Finnair and UK regional airline Flybe are extending their cooperation to offer cost-efficient European connections for Finnair’s passengers.
After forming Flybe Nordic AB (of which Flybe owns 60 per cent and Finnair 40 per cent) in 2011, the companies have now signed a memorandum of understanding (MOU) under which Finnair will transfer twelve 100-seat Embraer 190 jets to Flybe.
Starting in October, Flybe will operate the 12 Embraer 190s on Finnair routes, for Finnair. According to the two carriers, the move forms part of Finnair’s efforts to improve the profitability of its European network, and it offers a platform for growth for Flybe Nordic.
“This move is a part of our strategy to restore Finnair’s profitability”, says Mika Vehviläinen, Finnair’s CEO. “The MOU covers approximately one-third of our European flights. Flybe offers a cost-efficient platform for operating this traffic, and enables us to continue to offer a wide network and multiple frequencies to both our Finnish customers and our customers flying between Europe and Finnair’s Asian destinations.”
“Today’s announcement marks another step in our journey of growth, as we extend further our contract flying operations for Finnair,”says Mike Rutter, managing director of Flybe Europe. “The extension of the contract-flying business is a key part of Flybe Finland’s strategy, providing the business with a good balance of risk.”
The airlines say that from the customer’s viewpoint the change will be virtually unnoticeable. Finnair continues to be responsible for sales, marketing and customer support for the flights on its network and under its flight code, but the flights will be operated by Flybe.
Once the agreement is completed, the 12 Embraer 190 regional jets and the routes they operate will transfer from Finnair to Flybe.
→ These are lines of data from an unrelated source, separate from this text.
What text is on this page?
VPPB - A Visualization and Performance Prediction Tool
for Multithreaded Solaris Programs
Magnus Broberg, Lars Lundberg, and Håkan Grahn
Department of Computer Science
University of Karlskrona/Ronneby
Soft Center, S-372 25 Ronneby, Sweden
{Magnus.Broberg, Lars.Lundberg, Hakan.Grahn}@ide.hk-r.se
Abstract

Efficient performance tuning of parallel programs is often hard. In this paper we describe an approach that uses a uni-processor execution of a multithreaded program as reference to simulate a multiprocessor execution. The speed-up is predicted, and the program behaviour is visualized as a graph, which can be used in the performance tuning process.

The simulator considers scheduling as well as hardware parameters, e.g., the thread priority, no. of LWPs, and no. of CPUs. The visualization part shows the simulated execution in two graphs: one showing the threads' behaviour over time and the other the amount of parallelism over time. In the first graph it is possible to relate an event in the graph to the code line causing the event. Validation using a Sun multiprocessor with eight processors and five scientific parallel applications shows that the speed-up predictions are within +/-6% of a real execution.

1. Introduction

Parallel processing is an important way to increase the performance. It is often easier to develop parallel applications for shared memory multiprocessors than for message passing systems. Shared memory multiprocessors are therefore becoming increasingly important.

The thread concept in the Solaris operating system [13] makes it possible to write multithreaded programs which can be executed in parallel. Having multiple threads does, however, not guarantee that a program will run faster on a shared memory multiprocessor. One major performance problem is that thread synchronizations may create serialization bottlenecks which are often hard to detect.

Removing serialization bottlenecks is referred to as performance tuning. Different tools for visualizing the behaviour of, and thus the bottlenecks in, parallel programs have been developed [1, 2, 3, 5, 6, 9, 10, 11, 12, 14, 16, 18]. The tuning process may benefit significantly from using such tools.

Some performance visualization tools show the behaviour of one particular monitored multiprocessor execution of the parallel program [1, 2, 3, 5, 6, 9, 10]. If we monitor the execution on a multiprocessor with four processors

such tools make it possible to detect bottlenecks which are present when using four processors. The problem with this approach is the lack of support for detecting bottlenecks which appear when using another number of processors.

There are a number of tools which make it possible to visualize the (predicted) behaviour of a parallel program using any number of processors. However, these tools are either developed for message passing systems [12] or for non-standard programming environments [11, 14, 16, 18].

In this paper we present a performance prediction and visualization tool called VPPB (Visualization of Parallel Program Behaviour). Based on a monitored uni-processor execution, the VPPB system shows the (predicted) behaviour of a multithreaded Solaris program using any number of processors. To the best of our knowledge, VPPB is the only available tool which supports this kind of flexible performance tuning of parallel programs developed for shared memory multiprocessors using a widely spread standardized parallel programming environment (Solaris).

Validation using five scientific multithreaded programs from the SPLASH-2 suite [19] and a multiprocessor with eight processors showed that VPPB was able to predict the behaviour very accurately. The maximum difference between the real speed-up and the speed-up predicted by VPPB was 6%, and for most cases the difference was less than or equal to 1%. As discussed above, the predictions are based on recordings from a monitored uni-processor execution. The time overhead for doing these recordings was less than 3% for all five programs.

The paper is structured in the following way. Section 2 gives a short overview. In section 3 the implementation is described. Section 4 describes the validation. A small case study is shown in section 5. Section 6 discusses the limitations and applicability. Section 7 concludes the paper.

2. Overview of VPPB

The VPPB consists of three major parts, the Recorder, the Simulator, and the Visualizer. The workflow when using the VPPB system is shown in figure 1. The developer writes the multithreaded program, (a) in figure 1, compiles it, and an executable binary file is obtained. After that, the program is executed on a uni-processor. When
In connection with this business transfer, cabin attendants and pilots for the Embraer 190s will transfer with the business, unless otherwise agreed in negotiations with Finnair personnel.
Finnair says negotiations on cost savings between it and the Finnish Airline Pilots’ Association “have proceeded in a constructive manner during the spring”.
If the cost-savings agreement now under preparation is completed, pilots transferring to operate Flybe flights would return to Finnair in stages to be trained as Airbus A330 and A340 pilots for Finnair’s growing Asian long-haul network.
Finnair says it is on track with its transformation program, which targets annual savings of €140 million ($179 million) to restore profitability and improve competitiveness.
The carrier is continuing to seek to improve the profitability of the remainder of its European business. Alternatives include decreasing costs in cooperation with Finnair’s own staff, or forming additional partnerships with other companies.
Finnair announced on August 5, 2011 that it targeted decreases in its annual costs of €140 million by 2014. According to Finnair, the company’s restructuring moves to date have included:
● Choosing Swissport as its partner for baggage and apron services;
● Optimizing the size of its European fleet, discontinuing the leases of four Airbus A320-family jets and subleasing five Embraer 170 regional jets;
● Signing an MOU on the sale of its catering business to LSG Services;
● Signing an MOU with SR Technics on engine and component services;
● Seeking solutions to improve the profitability of its European network;
● Improving its route planning and aircraft utilization;
● Streamlining its support functions, marketing and distribution activities; and
● Initiating numerous other savings measures throughout the company.